Ma come si può fermare o perlomeno rallentare lo scioglimento dei ghiacciai? «Lo snowfarming è una tecnica per preservare la neve durante l’estate» dice Keller. «Non viene utilizzato solo per le stazioni sciistiche, ma anche per la conservazione dei ghiacciai». In pratica si tratta di compattare la neve caduta in inverno in una particolare area che poi viene ricoperta con dei teli geotessili (vedi fotografia). «Sul Diavolezza lo snowfarming viene praticato dal 2007 – dice Keller – con successo: lo spessore del ghiacciaio è aumentato di 10-15 metri ed è stato possibile creare un nuovo ghiacciaio». Lo snowfarming aiuta, ma da solo non risolve il problema dello scioglimento dei ghiacciai. «Lo snowfarming – continua Keller – ha un problema di scala: si può coprire solo una superficie inferiore a un chilometro quadrato. Per aree più vaste lo sforzo è troppo grande. Inoltre, il movimento del ghiacciaio distruggerebbe la copertura». I numeri aiutano a capire i limiti dello snowfarming. «Il ghiacciaio del Morteratsch presso Pontresina è un ghiacciaio naturale e di grandi dimensioni. Conserva 1500 miliardi di litri d’acqua. Con lo snowfarming sull’adiacente Diavolezza si può immagazzinare fino a circa 1 miliardo di litri d’acqua. Una differenza significativa».

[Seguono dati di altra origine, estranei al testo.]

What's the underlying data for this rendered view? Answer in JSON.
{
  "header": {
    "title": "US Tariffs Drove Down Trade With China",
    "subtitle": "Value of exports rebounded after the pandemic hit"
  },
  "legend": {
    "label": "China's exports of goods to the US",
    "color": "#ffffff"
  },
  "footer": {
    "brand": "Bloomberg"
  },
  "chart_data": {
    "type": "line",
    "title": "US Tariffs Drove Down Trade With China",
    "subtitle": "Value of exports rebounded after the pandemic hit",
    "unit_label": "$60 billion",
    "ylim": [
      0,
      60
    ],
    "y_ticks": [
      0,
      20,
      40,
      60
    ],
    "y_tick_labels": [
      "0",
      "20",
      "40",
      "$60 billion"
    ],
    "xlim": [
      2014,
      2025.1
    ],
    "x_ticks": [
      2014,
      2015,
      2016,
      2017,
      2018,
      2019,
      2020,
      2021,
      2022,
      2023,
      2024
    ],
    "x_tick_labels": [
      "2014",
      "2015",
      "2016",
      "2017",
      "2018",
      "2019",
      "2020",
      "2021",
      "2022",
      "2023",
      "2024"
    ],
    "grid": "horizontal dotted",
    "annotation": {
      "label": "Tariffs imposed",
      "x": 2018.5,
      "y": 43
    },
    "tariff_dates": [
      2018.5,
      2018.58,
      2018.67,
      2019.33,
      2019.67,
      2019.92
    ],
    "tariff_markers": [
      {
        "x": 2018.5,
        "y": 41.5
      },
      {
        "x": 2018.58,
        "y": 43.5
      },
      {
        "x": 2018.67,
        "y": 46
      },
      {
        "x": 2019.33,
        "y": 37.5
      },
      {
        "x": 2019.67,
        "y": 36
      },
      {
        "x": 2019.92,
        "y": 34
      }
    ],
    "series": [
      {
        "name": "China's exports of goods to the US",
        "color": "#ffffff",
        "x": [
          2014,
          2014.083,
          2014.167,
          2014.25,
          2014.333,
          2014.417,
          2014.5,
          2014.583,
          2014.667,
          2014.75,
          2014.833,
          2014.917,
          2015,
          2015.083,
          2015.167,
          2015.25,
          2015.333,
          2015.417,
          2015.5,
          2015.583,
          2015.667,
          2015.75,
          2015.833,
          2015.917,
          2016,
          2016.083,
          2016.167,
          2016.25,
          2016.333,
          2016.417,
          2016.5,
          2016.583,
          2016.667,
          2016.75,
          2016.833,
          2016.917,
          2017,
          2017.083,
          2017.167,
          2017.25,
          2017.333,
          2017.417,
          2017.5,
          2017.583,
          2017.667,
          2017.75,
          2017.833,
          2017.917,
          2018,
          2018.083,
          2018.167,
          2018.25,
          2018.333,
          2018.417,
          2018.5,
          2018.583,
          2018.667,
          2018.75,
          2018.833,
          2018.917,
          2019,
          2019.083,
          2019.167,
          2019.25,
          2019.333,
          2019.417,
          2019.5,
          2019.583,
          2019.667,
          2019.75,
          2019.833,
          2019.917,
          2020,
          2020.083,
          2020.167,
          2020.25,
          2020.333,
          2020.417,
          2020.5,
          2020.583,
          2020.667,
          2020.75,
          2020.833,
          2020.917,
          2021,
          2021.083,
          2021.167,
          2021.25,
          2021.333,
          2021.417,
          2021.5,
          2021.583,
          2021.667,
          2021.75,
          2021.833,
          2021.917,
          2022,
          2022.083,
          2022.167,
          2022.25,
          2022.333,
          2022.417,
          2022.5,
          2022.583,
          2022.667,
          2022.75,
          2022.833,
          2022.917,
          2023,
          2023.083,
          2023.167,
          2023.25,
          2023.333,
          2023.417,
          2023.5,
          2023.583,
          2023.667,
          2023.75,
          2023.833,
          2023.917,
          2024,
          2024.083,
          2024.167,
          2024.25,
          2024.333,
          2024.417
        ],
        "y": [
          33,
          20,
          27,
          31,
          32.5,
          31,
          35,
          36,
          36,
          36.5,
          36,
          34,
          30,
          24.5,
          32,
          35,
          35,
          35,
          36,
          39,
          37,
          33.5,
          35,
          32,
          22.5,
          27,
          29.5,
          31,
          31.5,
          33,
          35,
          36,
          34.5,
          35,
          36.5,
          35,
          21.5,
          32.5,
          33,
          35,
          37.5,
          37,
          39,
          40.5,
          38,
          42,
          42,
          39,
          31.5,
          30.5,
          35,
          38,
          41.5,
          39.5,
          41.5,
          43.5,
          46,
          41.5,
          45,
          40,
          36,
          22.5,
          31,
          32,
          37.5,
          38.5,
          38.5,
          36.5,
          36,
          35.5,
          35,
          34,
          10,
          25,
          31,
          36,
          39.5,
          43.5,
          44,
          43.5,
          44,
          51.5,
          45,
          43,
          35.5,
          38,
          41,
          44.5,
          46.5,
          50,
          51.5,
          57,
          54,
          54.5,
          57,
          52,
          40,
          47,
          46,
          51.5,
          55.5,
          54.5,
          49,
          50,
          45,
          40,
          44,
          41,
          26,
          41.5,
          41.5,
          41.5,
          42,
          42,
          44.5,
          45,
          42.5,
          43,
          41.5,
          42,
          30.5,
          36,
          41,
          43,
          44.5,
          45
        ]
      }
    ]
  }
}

Ma lo snowfarming non è l’unica misura per combattere lo scioglimento dei ghiacciai, un’altra soluzione si chiama ice stupa. «L’approccio è stato sviluppato nel Ladakh – dice Keller. – I contadini volevano conservare l’acqua caduta in inverno per l’irrigazione dei campi in primavera. Per questo motivo hanno iniziato in inverno a spruzzare l’acqua in eccesso verticalmente. Così facendo formano grandi torri di ghiaccio, le cosiddette ice stupa. L’acqua degli ice stupa che si scioglie in primavera viene poi utilizzata per l’irrigazione».

Le torri di ghiaccio ricordano la forma degli stupa, i templi di preghiera buddisti, ed è così che è nato il nome. Nel 2016 anche a Pontresina sono stati costruiti degli ice stupa. Tuttavia, servono più come attrazione turistica e come campagna di sensibilizzazione al problema dello scioglimento dei ghiacciai, che come veri e propri serbatoi d’acqua per l’agricoltura.

Ma esiste anche un terzo approccio più innovativo e più promettente. «Se si coprono i ghiacciai con la neve si può rallentare o addirittura impedire il loro ritiro» dice Keller. «A questo proposito basta coprire la superficie di 1 km quadrato». Per produrre la neve si può usare l’acqua che si scioglie dai ghiacciai.

Ma sui ghiacciai non c’è elettricità, e per questo «abbiamo sviluppato un metodo per produrre neve dall’acqua senza elettricità. Basta sfruttare un dislivello di 200 metri» spiega Keller. Un problema quindi sembra essere risolto, ma ce n’è un secondo: la quantità. «Per coprire una superficie di 1 km quadrato di neve, bisogna produrre 32mila tonnellate di neve al giorno. Una quantità enorme». I test di laboratorio sono stati però positivi.

Nel corso di quest’anno è in programma la costruzione di un primo piccolo impianto pilota all’aperto presso la stazione alpina di Pontresina. Il progetto pionieristico svizzero viene seguito con interesse da tutto il mondo. E, di fatto, sarebbe la prima tecnologia che potrebbe seriamente fermare lo scioglimento dei ghiacciai.